||Regulations of the Haburot Gemillut Hassidim “Moz le-Dal.” The title page has a gilt frame and the text is also set in gilt letters. There is an approbation from R. Moses Joshua Judah Leib ben Benjamin Diskin, a preface, and the ordnances, eighteen in number.
Gemillut Hassidim (lit., "the bestowal of loving kindness") is the most comprehensive and fundamental of all Jewish social virtues, which encompasses the whole range of the duties of sympathetic consideration toward one's fellow man. The earliest individual rabbinic statement in the Talmud, the maxim of Simeon the Just, mentions it as one of the three pillars of Judaism ("Torah, the Temple service, and gemilut hasadim) upon which the [continued] existence of the world depends" (Avot 1:2).
The first Mishnah of Pe'ah enumerates it both among the things "which have no fixed measure" and among those that "man enjoys the fruits thereof in this world, while the stock remains for him in the world to come," i.e., its practice affords satisfaction in this world while it is accounted a virtue for him on the Day of Judgment. This, incidentally, is an exception to the general rule that pleasure in this world is at the expense of one's spiritual assets. With regard to the former, the Jerusalem Talmud (Pe'ah 1:1, 15b) differentiates between gemilut hasadim expressed in personal service ("with his body") and with one's material goods. It maintains that only the former is unlimited in its scope, whereas the latter is limited by the general rule that one should not "squander" more than a fifth of one's possessions on good works. With regard to the latter, the text of the Mishnah mentions only "honoring one's parents, gemilut hasadim, and bringing about peace between man and his fellow." The prayer book version adds, inter alia, "hospitality to wayfarers, visiting the sick, dowering the bride, attending the dead to the grave." These additions, culled from various beraitot and other passages, are actually redundant since they are merely aspects of the comprehensive virtue of gemilut hasadim which embraces them and many other expressions of human sympathy and kindness (cf. Maim., Yad, Evel 14:1).
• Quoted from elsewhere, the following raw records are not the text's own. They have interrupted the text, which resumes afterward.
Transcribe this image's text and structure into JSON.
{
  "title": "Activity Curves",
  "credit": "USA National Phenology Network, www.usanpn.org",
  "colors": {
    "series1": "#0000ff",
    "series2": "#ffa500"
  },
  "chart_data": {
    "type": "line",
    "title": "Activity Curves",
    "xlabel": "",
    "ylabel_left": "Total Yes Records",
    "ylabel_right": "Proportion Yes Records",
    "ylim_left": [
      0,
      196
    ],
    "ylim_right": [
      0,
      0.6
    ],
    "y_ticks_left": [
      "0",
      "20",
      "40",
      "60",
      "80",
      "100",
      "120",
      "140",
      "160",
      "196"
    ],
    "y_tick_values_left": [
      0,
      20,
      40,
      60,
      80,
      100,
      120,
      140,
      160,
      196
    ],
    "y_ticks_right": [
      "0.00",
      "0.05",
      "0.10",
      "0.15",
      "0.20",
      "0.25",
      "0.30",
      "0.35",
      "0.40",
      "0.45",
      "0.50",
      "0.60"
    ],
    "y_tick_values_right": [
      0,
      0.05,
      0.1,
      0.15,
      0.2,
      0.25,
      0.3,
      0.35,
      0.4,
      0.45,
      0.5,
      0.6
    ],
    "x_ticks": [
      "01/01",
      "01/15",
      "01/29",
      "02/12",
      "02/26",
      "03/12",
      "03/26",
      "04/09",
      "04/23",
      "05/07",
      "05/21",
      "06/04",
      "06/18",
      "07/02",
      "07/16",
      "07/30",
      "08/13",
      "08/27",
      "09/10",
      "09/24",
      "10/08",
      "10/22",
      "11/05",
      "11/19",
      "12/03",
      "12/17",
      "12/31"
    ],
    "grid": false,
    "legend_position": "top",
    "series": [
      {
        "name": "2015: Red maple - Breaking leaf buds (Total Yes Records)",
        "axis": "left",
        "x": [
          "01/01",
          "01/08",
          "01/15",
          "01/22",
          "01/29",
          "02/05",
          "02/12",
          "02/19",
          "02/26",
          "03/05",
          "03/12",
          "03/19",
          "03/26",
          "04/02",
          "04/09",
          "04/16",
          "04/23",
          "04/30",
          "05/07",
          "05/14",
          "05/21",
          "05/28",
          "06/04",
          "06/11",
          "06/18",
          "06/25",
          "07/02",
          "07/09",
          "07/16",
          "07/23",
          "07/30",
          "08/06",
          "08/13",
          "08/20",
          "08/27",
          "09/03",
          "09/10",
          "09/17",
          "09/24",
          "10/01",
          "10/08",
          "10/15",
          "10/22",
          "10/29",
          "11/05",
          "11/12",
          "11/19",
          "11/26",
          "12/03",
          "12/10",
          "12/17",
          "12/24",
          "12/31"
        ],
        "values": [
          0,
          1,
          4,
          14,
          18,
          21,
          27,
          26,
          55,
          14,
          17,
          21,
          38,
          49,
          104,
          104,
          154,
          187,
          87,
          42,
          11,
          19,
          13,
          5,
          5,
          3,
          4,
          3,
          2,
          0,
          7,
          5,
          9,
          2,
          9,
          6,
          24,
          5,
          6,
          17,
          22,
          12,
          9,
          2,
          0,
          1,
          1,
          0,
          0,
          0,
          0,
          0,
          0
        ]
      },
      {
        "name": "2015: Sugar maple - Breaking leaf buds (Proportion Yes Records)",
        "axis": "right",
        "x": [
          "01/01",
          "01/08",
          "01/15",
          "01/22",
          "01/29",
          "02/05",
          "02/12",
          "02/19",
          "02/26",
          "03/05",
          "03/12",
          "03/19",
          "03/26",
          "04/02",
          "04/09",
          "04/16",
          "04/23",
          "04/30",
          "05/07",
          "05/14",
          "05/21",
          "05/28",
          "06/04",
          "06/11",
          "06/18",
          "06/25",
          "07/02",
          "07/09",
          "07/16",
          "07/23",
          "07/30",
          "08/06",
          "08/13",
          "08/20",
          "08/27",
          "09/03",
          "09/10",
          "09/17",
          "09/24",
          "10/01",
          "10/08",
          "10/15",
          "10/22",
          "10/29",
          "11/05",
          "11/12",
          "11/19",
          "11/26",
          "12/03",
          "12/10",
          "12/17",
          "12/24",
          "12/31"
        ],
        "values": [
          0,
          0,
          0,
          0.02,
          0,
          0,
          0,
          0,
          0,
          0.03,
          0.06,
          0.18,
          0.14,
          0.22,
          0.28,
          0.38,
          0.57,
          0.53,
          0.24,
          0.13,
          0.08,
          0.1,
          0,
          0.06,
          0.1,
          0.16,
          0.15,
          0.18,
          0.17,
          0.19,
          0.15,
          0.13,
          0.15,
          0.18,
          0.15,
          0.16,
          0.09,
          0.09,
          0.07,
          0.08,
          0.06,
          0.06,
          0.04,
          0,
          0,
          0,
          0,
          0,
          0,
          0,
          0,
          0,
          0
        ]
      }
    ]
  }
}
Gemilut ḥasadim encompasses a wider range of human kindness than does charity : "Charity can be given only with one's money; gemilut hasadim, both by personal service and with money. Charity can be given only to the poor; gemilut hasadim, both to rich and poor. Charity can be given only to the living; gemilut hasadim, both to the living and the dead" (Suk. 49b). Thus, helping a lame man over a stile is an act of gemilut hasadim, though not of charity; a gift given with a scowl to a poor man may be charity; the same amount given with a smile and a word of good cheer raises it to the level of gemilut hasadim. Almost humorously the rabbis point out that the only provable example of genuine altruistic gemilut hasadim is paying respect to the dead, for in it there is not the unspoken thought that the recipient may one day reciprocate (Tanḥ., Va-Yehi 3; cf. Rashi to Gen. 47:29).
Gemilut hasadim is regarded as one of the three outstanding, distinguishing characteristics of the Jew, to the extent that "whosoever denies the duty of gemilut hasadim denies the fundamental of Judaism" (Eccles. R. 7:1); he is even suspected of being of non-Jewish descent. Only he who practices it is fit to be a member of the Jewish people (Yev. 79a), for the Jews are not only practicers of gemilut hasadim but "the scions of those who practice it" (Ket. 8b). That gemilut hasadim is essentially a rabbinic ethical conception, is explicitly stated by Maimonides (loc. cit.). During the Middle Ages the grand conception of gemilut ḥasadim as embracing every aspect of benevolence and consideration to one's fellow both in attitude and in deed became severely limited to the single aspect of giving loans without interest to those in need. It is not unlikely that this limitation was due to the fact that the main source of economic existence for the Jew was money lending (to non-Jews), with the result that in lending money without interest he was depriving himself of his essential stock in trade. It is to this connotation of gemilut hasadim that the free-loan gemilut hasadim societies refer.